Introduced at the 1933 Olympia Motor Show, the M45 remains for many the ultimate sporting Lagonda. Derived from that of its 3-Litre ZM series predecessor, the newcomer’s chassis was very much Vintage in flavour featuring a 10ft 9in wheelbase,
all-round semi-elliptic leaf-sprung suspension and four-wheel drum brakes.
Doubtless influenced by the Monte Carlo Rally win and Brooklands triumphs that Invicta had achieved since fitting the proprietary Meadows 6ESC 4453cc OHV straight-six engine to its products, Lagonda chose to install the same powerplant and associated Meadows T8 four-speed gearbox aboard the M45. The result was among the fastest cars that money could buy with closed examples able to exceed 90mph and open ones, given the right conditions, punching past 100mph.
Contemporary reports in Autocar and Motorsport magazines praised the Lagonda’s ‘brilliant acceleration and sheer performance’ as well as its ‘high power-to-weight ratio’ and ‘easy running in a way that can be achieved to the fullest extent only by a big-engined machine working well inside its limits’.

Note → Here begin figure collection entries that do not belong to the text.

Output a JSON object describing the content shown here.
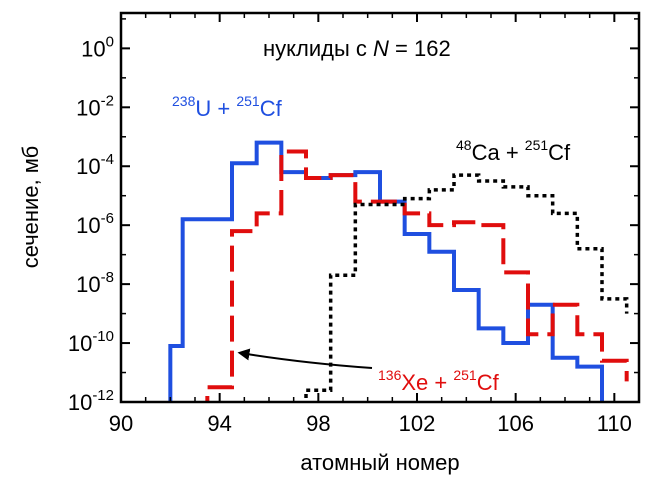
{
  "chart_data": {
    "type": "line",
    "step": true,
    "title": "",
    "annotation_title": {
      "text": "нуклиды с ",
      "var": "N",
      "rest": " = 162"
    },
    "xlabel": "атомный номер",
    "ylabel": "сечение, мб",
    "xlim": [
      90,
      111
    ],
    "ylim_log10": [
      -12,
      1.2
    ],
    "log_y": true,
    "x_ticks": [
      90,
      94,
      98,
      102,
      106,
      110
    ],
    "x_tick_labels": [
      "90",
      "94",
      "98",
      "102",
      "106",
      "110"
    ],
    "y_ticks_log10": [
      0,
      -2,
      -4,
      -6,
      -8,
      -10,
      -12
    ],
    "y_tick_base": "10",
    "y_tick_exponents": [
      "0",
      "-2",
      "-4",
      "-6",
      "-8",
      "-10",
      "-12"
    ],
    "series": [
      {
        "name": "238U + 251Cf",
        "label_parts": [
          {
            "sup": "238"
          },
          {
            "t": "U + "
          },
          {
            "sup": "251"
          },
          {
            "t": "Cf"
          }
        ],
        "color": "#1f4fe0",
        "style": "solid",
        "edges": [
          92,
          92.5,
          93.5,
          94.5,
          95.5,
          96.5,
          97.5,
          98.5,
          99.5,
          100.5,
          101.5,
          102.5,
          103.5,
          104.5,
          105.5,
          106.5,
          107.5,
          108.5,
          109.5
        ],
        "log10_values": [
          -10.1,
          -5.8,
          -5.8,
          -3.9,
          -3.2,
          -4.2,
          -4.4,
          -4.3,
          -4.2,
          -5.2,
          -6.3,
          -6.9,
          -8.2,
          -9.5,
          -10.0,
          -8.7,
          -10.5,
          -10.8
        ]
      },
      {
        "name": "136Xe + 251Cf",
        "label_parts": [
          {
            "sup": "136"
          },
          {
            "t": "Xe + "
          },
          {
            "sup": "251"
          },
          {
            "t": "Cf"
          }
        ],
        "color": "#e00d0d",
        "style": "dashed",
        "edges": [
          93.5,
          94.5,
          95.5,
          96.5,
          97.5,
          98.5,
          99.5,
          100.5,
          101.5,
          102.5,
          103.5,
          104.5,
          105.5,
          106.5,
          107.5,
          108.5,
          109.5,
          110.5
        ],
        "log10_values": [
          -11.5,
          -6.2,
          -5.6,
          -3.5,
          -4.4,
          -4.3,
          -5.2,
          -5.2,
          -5.6,
          -6.0,
          -5.9,
          -6.0,
          -7.6,
          -9.7,
          -8.7,
          -9.7,
          -10.6,
          -11.3
        ]
      },
      {
        "name": "48Ca + 251Cf",
        "label_parts": [
          {
            "sup": "48"
          },
          {
            "t": "Ca + "
          },
          {
            "sup": "251"
          },
          {
            "t": "Cf"
          }
        ],
        "color": "#000000",
        "style": "dotted",
        "edges": [
          97.5,
          98.5,
          99.5,
          100.5,
          101.5,
          102.5,
          103.5,
          104.5,
          105.5,
          106.5,
          107.5,
          108.5,
          109.5,
          110.5
        ],
        "log10_values": [
          -11.6,
          -7.7,
          -5.3,
          -5.3,
          -5.1,
          -4.8,
          -4.3,
          -4.5,
          -4.7,
          -5.0,
          -5.6,
          -6.8,
          -8.5,
          -9.0
        ]
      }
    ],
    "arrow_annotation": {
      "from_label": "136Xe + 251Cf",
      "to_x": 94.6,
      "to_log10": -10.2
    }
  }
}
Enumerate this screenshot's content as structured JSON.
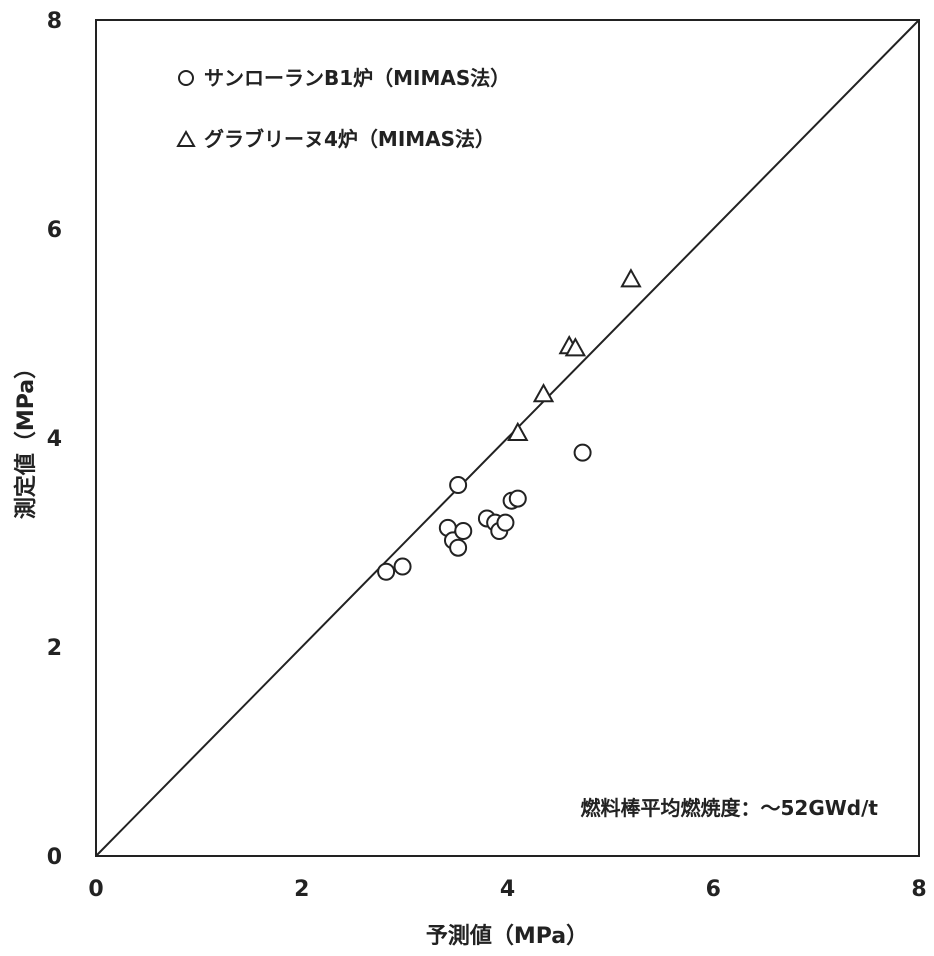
{
  "chart_data": {
    "type": "scatter",
    "title": "",
    "xlabel": "予測値（MPa）",
    "ylabel": "測定値（MPa）",
    "xlim": [
      0,
      8
    ],
    "ylim": [
      0,
      8
    ],
    "xticks": [
      "0",
      "2",
      "4",
      "6",
      "8"
    ],
    "yticks": [
      "0",
      "2",
      "4",
      "6",
      "8"
    ],
    "grid": false,
    "legend_position": "top-left",
    "reference_line": {
      "from": [
        0,
        0
      ],
      "to": [
        8,
        8
      ]
    },
    "annotation": "燃料棒平均燃焼度：～52GWd/t",
    "series": [
      {
        "name": "サンローランB1炉（MIMAS法）",
        "marker": "circle",
        "color": "#222222",
        "points": [
          {
            "x": 2.82,
            "y": 2.72
          },
          {
            "x": 2.98,
            "y": 2.77
          },
          {
            "x": 3.42,
            "y": 3.14
          },
          {
            "x": 3.47,
            "y": 3.02
          },
          {
            "x": 3.52,
            "y": 2.95
          },
          {
            "x": 3.57,
            "y": 3.11
          },
          {
            "x": 3.52,
            "y": 3.55
          },
          {
            "x": 3.8,
            "y": 3.23
          },
          {
            "x": 3.88,
            "y": 3.19
          },
          {
            "x": 3.92,
            "y": 3.11
          },
          {
            "x": 3.98,
            "y": 3.19
          },
          {
            "x": 4.04,
            "y": 3.4
          },
          {
            "x": 4.1,
            "y": 3.42
          },
          {
            "x": 4.73,
            "y": 3.86
          }
        ]
      },
      {
        "name": "グラブリーヌ4炉（MIMAS法）",
        "marker": "triangle",
        "color": "#222222",
        "points": [
          {
            "x": 4.1,
            "y": 4.05
          },
          {
            "x": 4.35,
            "y": 4.42
          },
          {
            "x": 4.6,
            "y": 4.88
          },
          {
            "x": 4.66,
            "y": 4.86
          },
          {
            "x": 5.2,
            "y": 5.52
          }
        ]
      }
    ]
  }
}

The Staines manufacturer had amply demonstrated this latter point during pre-production testing when a prototype took fourteen hours less to cover the 1,500 miles between Dieppe to Brindisi than an express train! Arthur Fox and Bob Nicholl whose specially prepared Roesch Talbot 105 cars had done so well in international races and rallies were quick to spot the potential in the new Lagonda. A trio of shorter wheelbase, skimpily bodied and tuned M45 racers took the Team Prize at the 1934 Ards TT with one of their number claiming outright victory at the following year’s Le Mans 24 hours against Alfa Romeo 8C 2300 opposition. Inspired by the Fox & Nicholl Team Cars, the Rapide version of the M45 boasted a lighter chassis (10ft 3in wheelbase), uprated engine (RR50 alloy crankcase, Scintilla magneto, stronger connecting rods and larger crankshaft bearings) and more powerful Girling brakes plus a freewheel device for the transmission. Considerably more expensive than its standard sibling at £825, the Rapide accounted for just 53 sales making it particularly sought after today.